Decimemide is a spasmolytic and anticonvulsant derivative of benzamide, developed by the Hungarian E.G.Y.R Gyogyszervegyeszeti Gyar. The compound is claimed to effectively inhibit convulsion caused by chemoconvulsants or electric shock and to have a strong antiepileptic effect without showing any neurodepressant character.

Dacopafant (R-enantiomer RP 55778, racemate RP 48740) is an antagonist fo a platelet-activating factor and an inhibitor of TNH-alpha synthesis. It was developed by Rhone-Poulenc Rorer (France, now Aventis). In vitro, treatment of HIV-1 infected monocyte-derived macrophages with dacopafant resulted in a significant decrease in TNF-alpha levels and viral production. RP 48740 inhibited [3H]PAF platelet binding with IC50 of 2.3 uM and antagonized PAF-induced platelet activation with IC50 of 16 uM. In a clinical trial on human volunteers, RP 48740 was well tolerated and inhibited ex vivo platelet aggregation by as much as 79% 6 hr after administration.

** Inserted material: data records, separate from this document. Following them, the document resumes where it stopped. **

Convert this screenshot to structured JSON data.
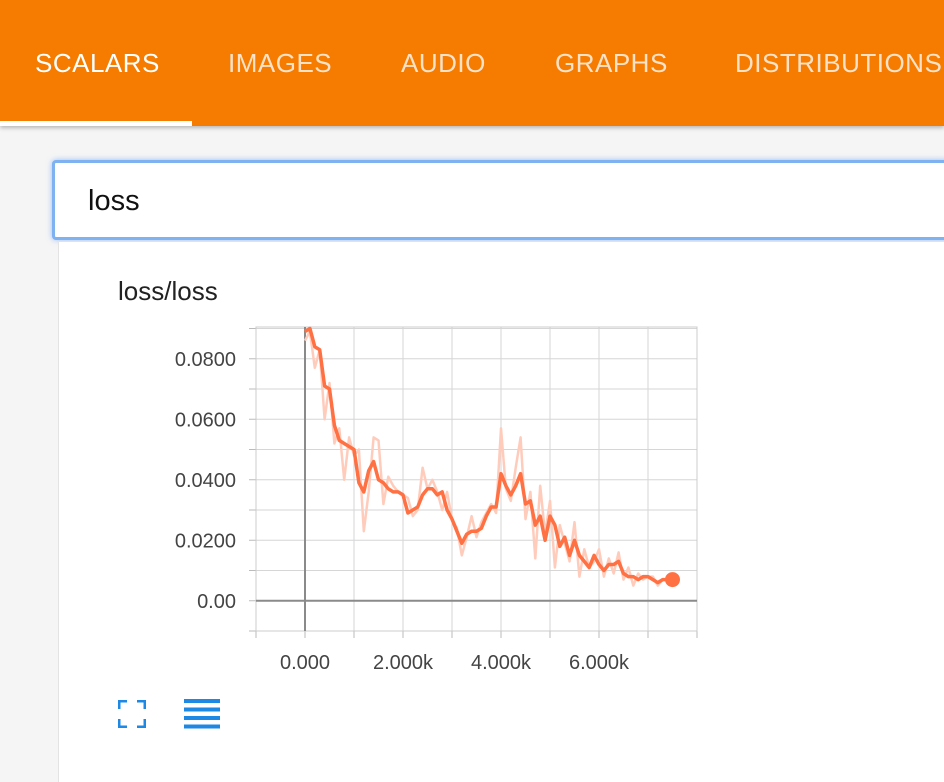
{
  "tabs": [
    {
      "label": "SCALARS",
      "active": true
    },
    {
      "label": "IMAGES",
      "active": false
    },
    {
      "label": "AUDIO",
      "active": false
    },
    {
      "label": "GRAPHS",
      "active": false
    },
    {
      "label": "DISTRIBUTIONS",
      "active": false
    }
  ],
  "search": {
    "value": "loss"
  },
  "colors": {
    "header": "#f57c00",
    "line": "#ff7043",
    "raw_line": "#ffccbc",
    "control_icons": "#1e88e5"
  },
  "controls": {
    "expand_icon": "fullscreen-icon",
    "data_icon": "list-icon"
  },
  "chart_data": {
    "type": "line",
    "title": "loss/loss",
    "xlabel": "",
    "ylabel": "",
    "xlim": [
      -1000,
      8000
    ],
    "ylim": [
      -0.01,
      0.0905
    ],
    "x_ticks": [
      0,
      2000,
      4000,
      6000
    ],
    "x_tick_labels": [
      "0.000",
      "2.000k",
      "4.000k",
      "6.000k"
    ],
    "y_ticks": [
      0,
      0.02,
      0.04,
      0.06,
      0.08
    ],
    "y_tick_labels": [
      "0.00",
      "0.0200",
      "0.0400",
      "0.0600",
      "0.0800"
    ],
    "grid": true,
    "series": [
      {
        "x": [
          0,
          100,
          200,
          300,
          400,
          500,
          600,
          700,
          800,
          900,
          1000,
          1100,
          1200,
          1300,
          1400,
          1500,
          1600,
          1700,
          1800,
          1900,
          2000,
          2100,
          2200,
          2300,
          2400,
          2500,
          2600,
          2700,
          2800,
          2900,
          3000,
          3100,
          3200,
          3300,
          3400,
          3500,
          3600,
          3700,
          3800,
          3900,
          4000,
          4100,
          4200,
          4300,
          4400,
          4500,
          4600,
          4700,
          4800,
          4900,
          5000,
          5100,
          5200,
          5300,
          5400,
          5500,
          5600,
          5700,
          5800,
          5900,
          6000,
          6100,
          6200,
          6300,
          6400,
          6500,
          6600,
          6700,
          6800,
          6900,
          7000,
          7100,
          7200,
          7300,
          7400,
          7500
        ],
        "raw": [
          0.086,
          0.089,
          0.077,
          0.083,
          0.06,
          0.072,
          0.052,
          0.057,
          0.04,
          0.054,
          0.048,
          0.05,
          0.023,
          0.036,
          0.054,
          0.053,
          0.032,
          0.041,
          0.038,
          0.036,
          0.035,
          0.034,
          0.028,
          0.03,
          0.044,
          0.037,
          0.04,
          0.036,
          0.03,
          0.036,
          0.027,
          0.024,
          0.015,
          0.021,
          0.028,
          0.021,
          0.026,
          0.029,
          0.032,
          0.029,
          0.057,
          0.037,
          0.033,
          0.044,
          0.054,
          0.027,
          0.036,
          0.014,
          0.038,
          0.022,
          0.033,
          0.011,
          0.025,
          0.019,
          0.013,
          0.026,
          0.008,
          0.017,
          0.011,
          0.013,
          0.017,
          0.008,
          0.014,
          0.009,
          0.016,
          0.007,
          0.011,
          0.005,
          0.009,
          0.007,
          0.008,
          0.008,
          0.005,
          0.007,
          0.007,
          0.007
        ],
        "smoothed": [
          0.089,
          0.09,
          0.084,
          0.083,
          0.071,
          0.07,
          0.058,
          0.053,
          0.052,
          0.051,
          0.05,
          0.039,
          0.036,
          0.043,
          0.046,
          0.04,
          0.039,
          0.037,
          0.036,
          0.036,
          0.035,
          0.029,
          0.03,
          0.031,
          0.035,
          0.037,
          0.037,
          0.035,
          0.036,
          0.03,
          0.027,
          0.023,
          0.019,
          0.022,
          0.023,
          0.023,
          0.024,
          0.028,
          0.031,
          0.031,
          0.042,
          0.038,
          0.035,
          0.038,
          0.042,
          0.032,
          0.033,
          0.025,
          0.028,
          0.02,
          0.028,
          0.025,
          0.018,
          0.021,
          0.015,
          0.02,
          0.015,
          0.013,
          0.011,
          0.015,
          0.012,
          0.01,
          0.012,
          0.012,
          0.013,
          0.009,
          0.008,
          0.008,
          0.007,
          0.008,
          0.008,
          0.007,
          0.006,
          0.007,
          0.007,
          0.007
        ]
      }
    ]
  }
}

Pleuromulin (pleuromulitin) is a natural antibiotic isolated from Basidiomycete Pleurotus. Pleuromulitin exhibits activity mainly against gram-positive bacteria including S. aureus, Klebasiella pneumoniae and Bacillus Subtilis. Pleuromulin is an organic compound which is not reported to be used in as a drug however its derivatives have been used in treatment of infections. The first pleuromulitin that was approved in 1979 for use in veterinary medicine was semi-synthetic derivative tiamulin. Semisynthetic pleuromutilin retapamulin (ALTABAX, GlaxoSmithKline) was the first approved for topical use in humans in 2007. Another derivative of pleuromulin, Lefamulin has been successfully tested in phase 1 clinical trial for systemic use in patients (Nabriva Therapeutics AG).

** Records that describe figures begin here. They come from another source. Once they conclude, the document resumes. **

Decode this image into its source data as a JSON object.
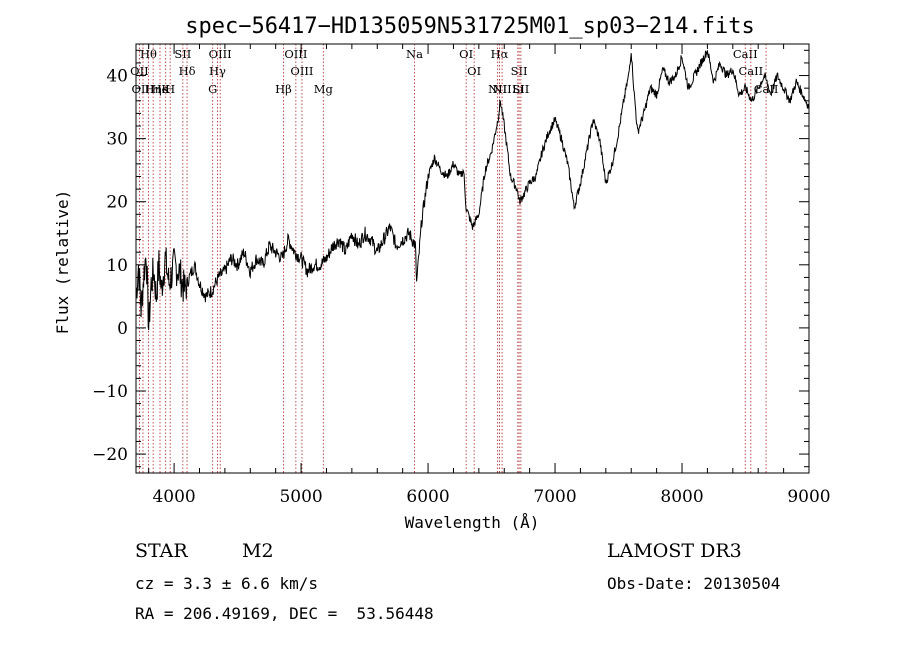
{
  "chart_data": {
    "type": "line",
    "title": "spec−56417−HD135059N531725M01_sp03−214.fits",
    "xlabel": "Wavelength (Å)",
    "ylabel": "Flux (relative)",
    "xlim": [
      3700,
      9000
    ],
    "ylim": [
      -23,
      45
    ],
    "xticks": [
      4000,
      5000,
      6000,
      7000,
      8000,
      9000
    ],
    "yticks": [
      -20,
      -10,
      0,
      10,
      20,
      30,
      40
    ],
    "ytick_labels": [
      "−20",
      "−10",
      "0",
      "10",
      "20",
      "30",
      "40"
    ],
    "series": [
      {
        "name": "flux",
        "x": [
          3700,
          3720,
          3740,
          3760,
          3780,
          3800,
          3820,
          3840,
          3860,
          3880,
          3900,
          3930,
          3960,
          4000,
          4040,
          4080,
          4120,
          4160,
          4200,
          4250,
          4300,
          4350,
          4400,
          4450,
          4500,
          4550,
          4600,
          4650,
          4700,
          4750,
          4800,
          4850,
          4900,
          4950,
          5000,
          5050,
          5100,
          5150,
          5200,
          5250,
          5300,
          5350,
          5400,
          5450,
          5500,
          5550,
          5600,
          5650,
          5700,
          5750,
          5800,
          5850,
          5900,
          5910,
          5950,
          6000,
          6050,
          6100,
          6150,
          6200,
          6250,
          6280,
          6300,
          6350,
          6400,
          6450,
          6500,
          6550,
          6570,
          6600,
          6650,
          6700,
          6720,
          6750,
          6800,
          6850,
          6900,
          6950,
          7000,
          7050,
          7100,
          7130,
          7150,
          7200,
          7250,
          7300,
          7350,
          7400,
          7450,
          7500,
          7550,
          7580,
          7600,
          7620,
          7650,
          7700,
          7750,
          7800,
          7850,
          7900,
          7950,
          8000,
          8050,
          8100,
          8150,
          8200,
          8250,
          8300,
          8350,
          8400,
          8450,
          8500,
          8550,
          8600,
          8650,
          8700,
          8750,
          8800,
          8850,
          8900,
          8950,
          9000
        ],
        "y": [
          5,
          10,
          3,
          8,
          12,
          0,
          7,
          9,
          5,
          10,
          6,
          11,
          7,
          10,
          9,
          6,
          8,
          10,
          7,
          5,
          6,
          8,
          9,
          11,
          10,
          12,
          9,
          11,
          10,
          13,
          12,
          11,
          14,
          12,
          11,
          9,
          10,
          10,
          11,
          13,
          14,
          12,
          15,
          13,
          15,
          14,
          12,
          14,
          16,
          13,
          14,
          15,
          13,
          7,
          17,
          24,
          27,
          25,
          24,
          26,
          24,
          25,
          19,
          16,
          18,
          25,
          28,
          33,
          36,
          32,
          24,
          22,
          20,
          21,
          23,
          24,
          28,
          31,
          33,
          30,
          26,
          22,
          19,
          23,
          28,
          33,
          30,
          23,
          26,
          31,
          37,
          40,
          44,
          38,
          31,
          34,
          38,
          37,
          41,
          39,
          40,
          43,
          38,
          40,
          42,
          44,
          39,
          42,
          40,
          41,
          37,
          38,
          36,
          38,
          40,
          37,
          40,
          38,
          36,
          39,
          37,
          35
        ]
      }
    ],
    "spectral_lines": [
      {
        "name": "Hθ",
        "wavelength": 3798
      },
      {
        "name": "OII",
        "wavelength": 3727
      },
      {
        "name": "OIII",
        "wavelength": 3755
      },
      {
        "name": "He",
        "wavelength": 3889
      },
      {
        "name": "Hη",
        "wavelength": 3835
      },
      {
        "name": "K",
        "wavelength": 3934
      },
      {
        "name": "SII",
        "wavelength": 4069
      },
      {
        "name": "H",
        "wavelength": 3969
      },
      {
        "name": "Hδ",
        "wavelength": 4102
      },
      {
        "name": "OIII",
        "wavelength": 4363
      },
      {
        "name": "Hγ",
        "wavelength": 4341
      },
      {
        "name": "G",
        "wavelength": 4304
      },
      {
        "name": "OIII",
        "wavelength": 4959
      },
      {
        "name": "OIII",
        "wavelength": 5007
      },
      {
        "name": "Hβ",
        "wavelength": 4861
      },
      {
        "name": "Mg",
        "wavelength": 5175
      },
      {
        "name": "Na",
        "wavelength": 5893
      },
      {
        "name": "OI",
        "wavelength": 6300
      },
      {
        "name": "OI",
        "wavelength": 6363
      },
      {
        "name": "Hα",
        "wavelength": 6563
      },
      {
        "name": "SII",
        "wavelength": 6717
      },
      {
        "name": "NII",
        "wavelength": 6548
      },
      {
        "name": "Li",
        "wavelength": 6707
      },
      {
        "name": "NII",
        "wavelength": 6583
      },
      {
        "name": "SII",
        "wavelength": 6731
      },
      {
        "name": "CaII",
        "wavelength": 8498
      },
      {
        "name": "CaII",
        "wavelength": 8542
      },
      {
        "name": "CaII",
        "wavelength": 8662
      }
    ]
  },
  "info": {
    "object_type": "STAR",
    "subclass": "M2",
    "survey": "LAMOST DR3",
    "redshift_text": "cz = 3.3 ± 6.6 km/s",
    "obs_date_text": "Obs-Date: 20130504",
    "coords_text": "RA = 206.49169, DEC =  53.56448"
  }
}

Pinolcaine is 10-methyl-2-substituted piperidine. Pinolcaine is a local anesthetic.

Picoplatin is a sterically hindered platinum (II) complex with antineoplastic properties developed for the treatment of cis-platin-resistant cancer. Picoplatin alkylates DNA, forming both inter- and intra-strand cross-linkages, resulting in inhibition of DNA replication and transcription, and the induction of apoptosis. However, in Phase III trials, picoplatin failed to meet its primary endpoint for advanced cell lung cancer. It remains in development for other cancers.

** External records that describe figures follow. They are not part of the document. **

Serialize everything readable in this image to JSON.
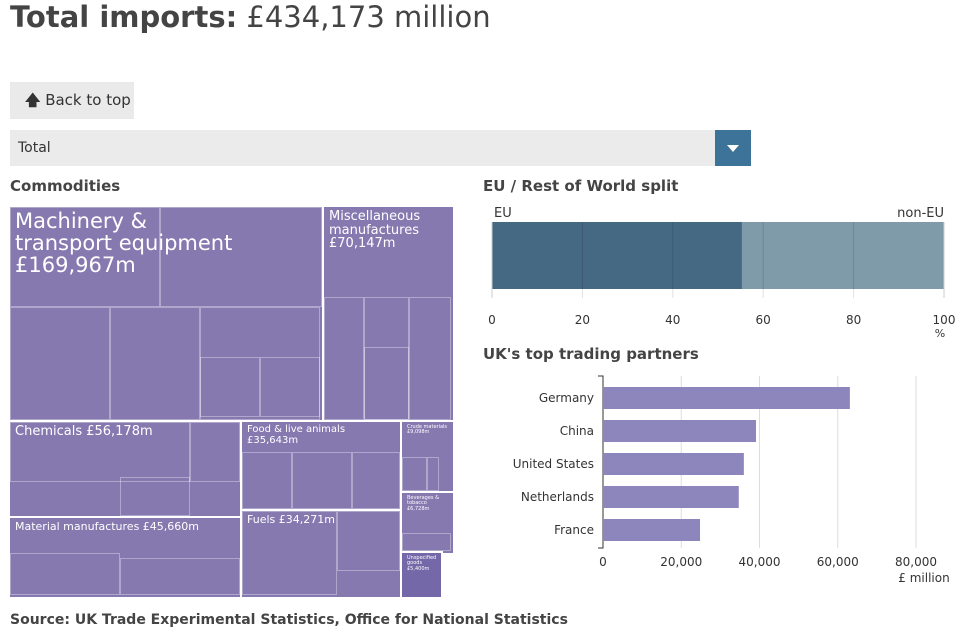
{
  "header": {
    "title_bold": "Total imports:",
    "title_value": "£434,173 million"
  },
  "back_button": {
    "label": "Back to top",
    "icon": "arrow-up-icon"
  },
  "dropdown": {
    "selected": "Total",
    "icon": "chevron-down-icon"
  },
  "treemap": {
    "title": "Commodities",
    "items": [
      {
        "label": "Machinery & transport equipment £169,967m",
        "value": 169967
      },
      {
        "label": "Miscellaneous manufactures £70,147m",
        "value": 70147
      },
      {
        "label": "Chemicals £56,178m",
        "value": 56178
      },
      {
        "label": "Material manufactures £45,660m",
        "value": 45660
      },
      {
        "label": "Food & live animals £35,643m",
        "value": 35643
      },
      {
        "label": "Fuels £34,271m",
        "value": 34271
      },
      {
        "label": "Crude materials £9,098m",
        "value": 9098
      },
      {
        "label": "Beverages & tobacco £6,728m",
        "value": 6728
      },
      {
        "label": "Unspecified goods £5,400m",
        "value": 5400
      }
    ]
  },
  "chart_data": [
    {
      "type": "bar",
      "title": "EU / Rest of World split",
      "categories": [
        "EU",
        "non-EU"
      ],
      "values": [
        55.3,
        44.7
      ],
      "xlim": [
        0,
        100
      ],
      "xticks": [
        "0",
        "20",
        "40",
        "60",
        "80",
        "100"
      ],
      "xlabel": "%",
      "colors": [
        "#456883",
        "#7f9aa8"
      ],
      "stacked": true,
      "grid": true
    },
    {
      "type": "bar",
      "orientation": "horizontal",
      "title": "UK's top trading partners",
      "categories": [
        "Germany",
        "China",
        "United States",
        "Netherlands",
        "France"
      ],
      "values": [
        63100,
        39100,
        36000,
        34700,
        24800
      ],
      "xlim": [
        0,
        80000
      ],
      "xticks": [
        "0",
        "20,000",
        "40,000",
        "60,000",
        "80,000"
      ],
      "xlabel": "£ million",
      "color": "#8d86bd",
      "grid": true
    }
  ],
  "source": "Source: UK Trade Experimental Statistics, Office for National Statistics"
}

Drinabant is a selective CB1 receptor antagonist under investigation varyingly as a treatment for obesity, schizophrenia, Alzheimer's disease, Parkinson's disease, and nicotine dependence. Drinabant may be useful to treat the cognitive deficits in schizophrenia and as a co-treatment with currently available antipsychotics. Coadministration of olanzapine and drinabant attenuated body weight gain, diminishing the enhanced food intake while maintaining increased energy expenditure and decreased motility. Sanofi has outlicensed global development and commercialization rights to drinabant to Opiant Pharmaceuticals, which said it plans to start developing the acute cannabinoid overdose (ACO) candidate in the 2019 year. Opiant said drinabant will be developed as an injectable for administration in an emergency department setting.

The natural tetrapeptide acetyl-N-Ser-Asp-Lys-Pro (AcSDKP also known as Goralatide) is generated from the N-terminus of thymosin-β4 through enzymatic cleavage by prolyl oligopeptidase (POP). AcSDKP regulation of proliferation of different cells is implicated in hematopoiesis and angiogenesis. This tetrapeptide present in almost all cells was recently detected at elevated concentrations in neoplastic diseases. However, previously reported in vitro and in vivo studies indicate that AcSDKP does not contribute to the pathogenesis of cancers. AcSDKP was in the phase II clinical trial for development of a new non-radioactive test for measuring glomerular filtration rate in patient with Chronic Kidney Disease. In addition, using mice models was concluded ,that AcSDKP might be an oral antifibrotic peptide drug that would be relevant to combating fibroproliferative kidney diseases such as diabetic nephropathy.

Alozafone is an anticonvulsant (CNS depressant).